1868 wechselte er auf Anregung seines Doktorvaters Félix Ravaisson an die Universität Heidelberg, hörte dort unter anderem bei Eduard Zeller, Hermann von Helmholtz und Heinrich von Treitschke und lernte hierbei die deutschen Philosophen kennen. Bemerkenswert war für ihn der offene Ideenaustausch zwischen den verschiedenen Disziplinen und Fakultäten, welcher in dieser Art in Frankreich nicht üblich war.

1870 kehrte Boutroux vor Ausbruch des Deutsch-Französischen Krieges nach Frankreich zurück. - Seine erste Anstellung war die als Philosophielehrer am Lycée von Caen. 1874 verfasst er seine Doktorarbeit De la contingence des lois de la nature („Die Kontingenz der Naturgesetze“). Darin untersucht Boutroux die Bedeutung der Philosophie Kants für die Wissenschaften. Parallel dazu entsteht die damals erforderliche Abhandlung in lateinischer Sprache De veritatibus aeternis apud Cartesium („Über die ewigen Wahrheiten bei Descartes“).

Von 1874 bis 1876 unterrichtet er an der Universität Nancy und begegnet dort seiner künftigen Frau Aline Poincaré, der Schwester des Mathematikers Henri Poincaré. Aus der Ehe geht der Mathematiker und Wissenschaftshistoriker Pierre Boutroux (1880–1922) hervor. Durch die Heirat wurde er auch verwandt mit Raymond Poincaré, einem Cousin seines Schwagers und späteren französischen Staatspräsidenten (1913–1920). 1877 übernimmt er eine Professur an der École Normale Supérieure und übersetzt in dieser Zeit auch die ersten drei Bände der „Philosophie der Griechen“ von Eduard Zeller. Ab 1885 hält Boutroux Vorlesungen über deutsche Philosophiegeschichte an der Pariser Sorbonne, 1888 wird er dort als Professor für Geschichte und neuere Philosophie berufen. 1898 wird er Mitglied des Institut de France, 1902 beendet er die Lehrtätigkeit an der Universität mit Übernahme des Direktorenpostens der Fondation Thiers. 1911 verfasst er eine ausführliche Monografie über den befreundeten William James. 1914, noch zu Studien in Jena, wendet er sich, der ehemals Deutschland und seine Philosophen so wertschätzte, bei Kriegsausbruch endgültig enttäuscht und verbittert vom „Land der Barbaren“ ab.

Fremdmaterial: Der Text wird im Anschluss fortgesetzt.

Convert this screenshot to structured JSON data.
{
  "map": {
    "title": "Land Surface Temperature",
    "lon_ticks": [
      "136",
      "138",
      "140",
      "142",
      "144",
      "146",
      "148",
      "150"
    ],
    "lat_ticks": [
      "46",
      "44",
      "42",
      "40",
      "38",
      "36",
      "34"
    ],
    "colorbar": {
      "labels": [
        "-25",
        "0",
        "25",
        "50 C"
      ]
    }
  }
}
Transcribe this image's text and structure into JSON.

Der „metaphysisch-spiritualistische Positivismus“ seines Lehrers Jules-Esprit-Nicolas Lachelier[1] war von maßgeblichem Einfluss auf Boutroux wie auch später auf Henri Bergson. Durch seinen Doktorvater Ravaisson wurde ihm die Philosophie Schellings nahegebracht. 1893 widmete er sich einem längeren Studienaufenthalt in Freiburg/Br. bei Alois Riehl. 1914 hörte er noch in Jena Rudolf Eucken.

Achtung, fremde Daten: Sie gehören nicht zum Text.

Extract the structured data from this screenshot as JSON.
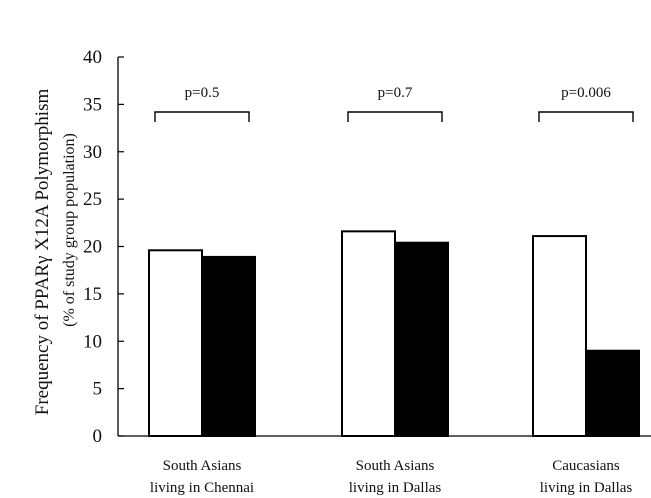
{
  "chart_data": {
    "type": "bar",
    "title": "",
    "xlabel": "",
    "ylabel": "Frequency of  PPARγ X12A Polymorphism",
    "ylabel_sub": "(% of study group population)",
    "ylim": [
      0,
      40
    ],
    "yticks": [
      0,
      5,
      10,
      15,
      20,
      25,
      30,
      35,
      40
    ],
    "grid": false,
    "legend": "none",
    "categories": [
      [
        "South Asians",
        "living in Chennai"
      ],
      [
        "South Asians",
        "living in Dallas"
      ],
      [
        "Caucasians",
        "living in Dallas"
      ]
    ],
    "series": [
      {
        "fill": "#ffffff",
        "values": [
          19.6,
          21.6,
          21.1
        ]
      },
      {
        "fill": "#000000",
        "values": [
          18.9,
          20.4,
          9.0
        ]
      }
    ],
    "annotations": [
      "p=0.5",
      "p=0.7",
      "p=0.006"
    ]
  }
}
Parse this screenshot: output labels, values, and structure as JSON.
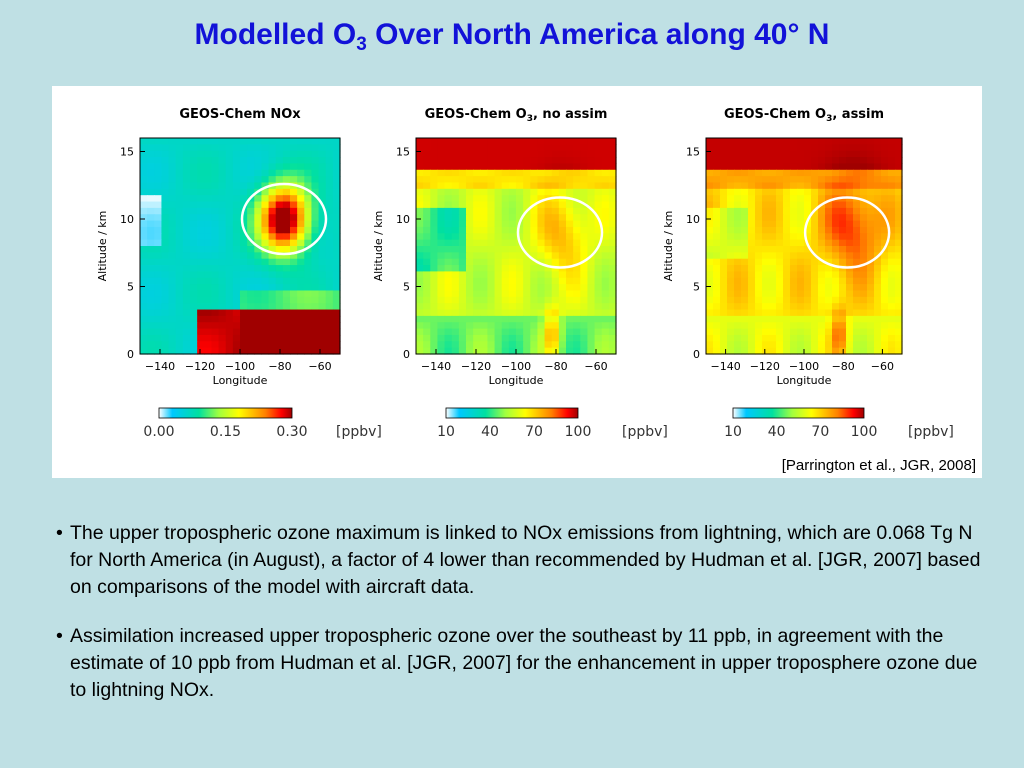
{
  "slide": {
    "title_prefix": "Modelled O",
    "title_sub": "3",
    "title_suffix": " Over North America along 40° N",
    "citation": "[Parrington et al., JGR, 2008]",
    "bullets": [
      "The upper tropospheric ozone maximum is linked to NOx emissions from lightning, which are 0.068 Tg N for North America (in August), a factor of 4 lower than recommended by Hudman et al. [JGR, 2007] based on comparisons of the model with aircraft data.",
      "Assimilation increased upper tropospheric ozone over the southeast by 11 ppb, in agreement with the estimate of 10 ppb from Hudman et al. [JGR, 2007] for the enhancement in upper troposphere ozone due to lightning NOx."
    ],
    "bullet_symbol": "•"
  },
  "chart_data": [
    {
      "type": "heatmap",
      "title": "GEOS-Chem NOx",
      "xlabel": "Longitude",
      "ylabel": "Altitude / km",
      "x_ticks": [
        "−140",
        "−120",
        "−100",
        "−80",
        "−60"
      ],
      "y_ticks": [
        "0",
        "5",
        "10",
        "15"
      ],
      "xlim": [
        -150,
        -50
      ],
      "ylim": [
        0,
        16
      ],
      "colorbar": {
        "ticks": [
          "0.00",
          "0.15",
          "0.30"
        ],
        "unit": "ppbv",
        "range": [
          0,
          0.3
        ]
      },
      "highlight": {
        "lon": -78,
        "alt": 10,
        "label": ""
      }
    },
    {
      "type": "heatmap",
      "title_prefix": "GEOS-Chem O",
      "title_sub": "3",
      "title_suffix": ", no assim",
      "xlabel": "Longitude",
      "ylabel": "Altitude / km",
      "x_ticks": [
        "−140",
        "−120",
        "−100",
        "−80",
        "−60"
      ],
      "y_ticks": [
        "0",
        "5",
        "10",
        "15"
      ],
      "xlim": [
        -150,
        -50
      ],
      "ylim": [
        0,
        16
      ],
      "colorbar": {
        "ticks": [
          "10",
          "40",
          "70",
          "100"
        ],
        "unit": "ppbv",
        "range": [
          10,
          100
        ]
      },
      "highlight": {
        "lon": -78,
        "alt": 9,
        "label": ""
      }
    },
    {
      "type": "heatmap",
      "title_prefix": "GEOS-Chem O",
      "title_sub": "3",
      "title_suffix": ", assim",
      "xlabel": "Longitude",
      "ylabel": "Altitude / km",
      "x_ticks": [
        "−140",
        "−120",
        "−100",
        "−80",
        "−60"
      ],
      "y_ticks": [
        "0",
        "5",
        "10",
        "15"
      ],
      "xlim": [
        -150,
        -50
      ],
      "ylim": [
        0,
        16
      ],
      "colorbar": {
        "ticks": [
          "10",
          "40",
          "70",
          "100"
        ],
        "unit": "ppbv",
        "range": [
          10,
          100
        ]
      },
      "highlight": {
        "lon": -78,
        "alt": 9,
        "label": ""
      }
    }
  ],
  "colors": {
    "title": "#1212d8",
    "background": "#bfe0e4",
    "highlight_circle": "#ffffff"
  }
}
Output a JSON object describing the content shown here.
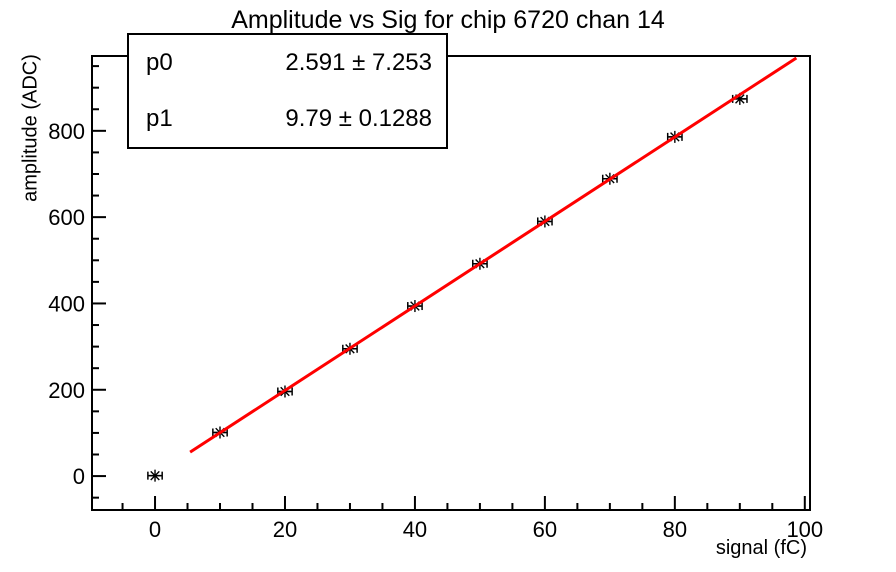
{
  "stats": {
    "rows": [
      {
        "label": "p0",
        "value": "2.591 ± 7.253"
      },
      {
        "label": "p1",
        "value": "9.79 ± 0.1288"
      }
    ]
  },
  "chart_data": {
    "type": "scatter",
    "title": "Amplitude vs Sig for chip 6720 chan 14",
    "xlabel": "signal (fC)",
    "ylabel": "amplitude (ADC)",
    "xlim": [
      -9.7,
      100.8
    ],
    "ylim": [
      -78.6,
      973.4
    ],
    "x_major_ticks": [
      0,
      20,
      40,
      60,
      80,
      100
    ],
    "x_minor_step": 5,
    "y_major_ticks": [
      0,
      200,
      400,
      600,
      800
    ],
    "y_minor_step": 50,
    "grid": false,
    "marker": "star-with-x-error-bars",
    "marker_color": "#000000",
    "points": {
      "x": [
        0,
        10,
        20,
        30,
        40,
        50,
        60,
        70,
        80,
        90
      ],
      "y": [
        1,
        101,
        196,
        295,
        394,
        492,
        590,
        689,
        786,
        874
      ],
      "xerr": 1.1
    },
    "fit": {
      "model": "p0 + p1*x",
      "p0": 2.591,
      "p0_err": 7.253,
      "p1": 9.79,
      "p1_err": 0.1288,
      "x_range": [
        5.4,
        98.7
      ],
      "color": "#ff0000"
    }
  }
}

Zu den unmittelbaren Schülern von Boutroux zählen u. a. Henri Berr, Camille Mélinand, Maurice Blondel, Émile Durkheim, Léon Brunschvicg, Henri Bergson, William James.
In Paris scharte Boutroux nach in Deutschland erlebtem Vorbild einen interdisziplinären Zirkel um sich, dem sich neben seinen unmittelbaren Schülern auch sein Bruder, der Physiker Léon Boutroux, die Mathematiker Jules Tannery und Henri Poincaré, der Astronom Benjamin Baillard und andere anschlossen[2]. Aus diesem Kreis ("Boutroux circle")[3] entstanden die Grundlagen des Konventionalismus[4][5].

Kontingentismus

[Bearbeiten | Quelltext bearbeiten]

Zur Unterscheidung von Spiritualismus wurde Boutroux' Lehre von seinen Schülern als Kontingentismus bezeichnet. Seine Philosophie entwickelte sich in einer Epoche, die sich, auf dem Hintergrund der naturwissenschaftlichen Forschung und des damit aufgekommenen Erklärungsanspruchs, verstärkt der Fragestellung des Gegensatzes von Determinismus und Willensfreiheit widmet. Programmatisch wird der Begriff bereits in seiner Dissertation behandelt.[6] Boutroux unterscheidet zwischen Kontingenz (frz. contingence) und Zufall (hasard) in der Art, dass Zufall das „unverursachte Eintreffen eines Ereignisses“ bezeichnet, Kontingenz dagegen die „Abwesenheit von Notwendigkeit im Einzelfall, ohne dabei die Gegenwart von Ursachen oder die Gültigkeit von Gesetzen im Allgemeinen zu verleugnen.“[7] Determinismus muss nach Boutroux keine universell gültige zwingende Notwendigkeit bedeuten:

"Man darf nicht Determinismus mit Wirklichkeit verwechseln: die Notwendigkeit drückt die Unmöglichkeit aus, dass ein Ding anders sei als es ist; der Determinismus drückt die Summe der Bedingungen aus, kraft deren die Erscheinung so wie sie ist, nebst all ihren Seinsformen, ausfallen muss."[8]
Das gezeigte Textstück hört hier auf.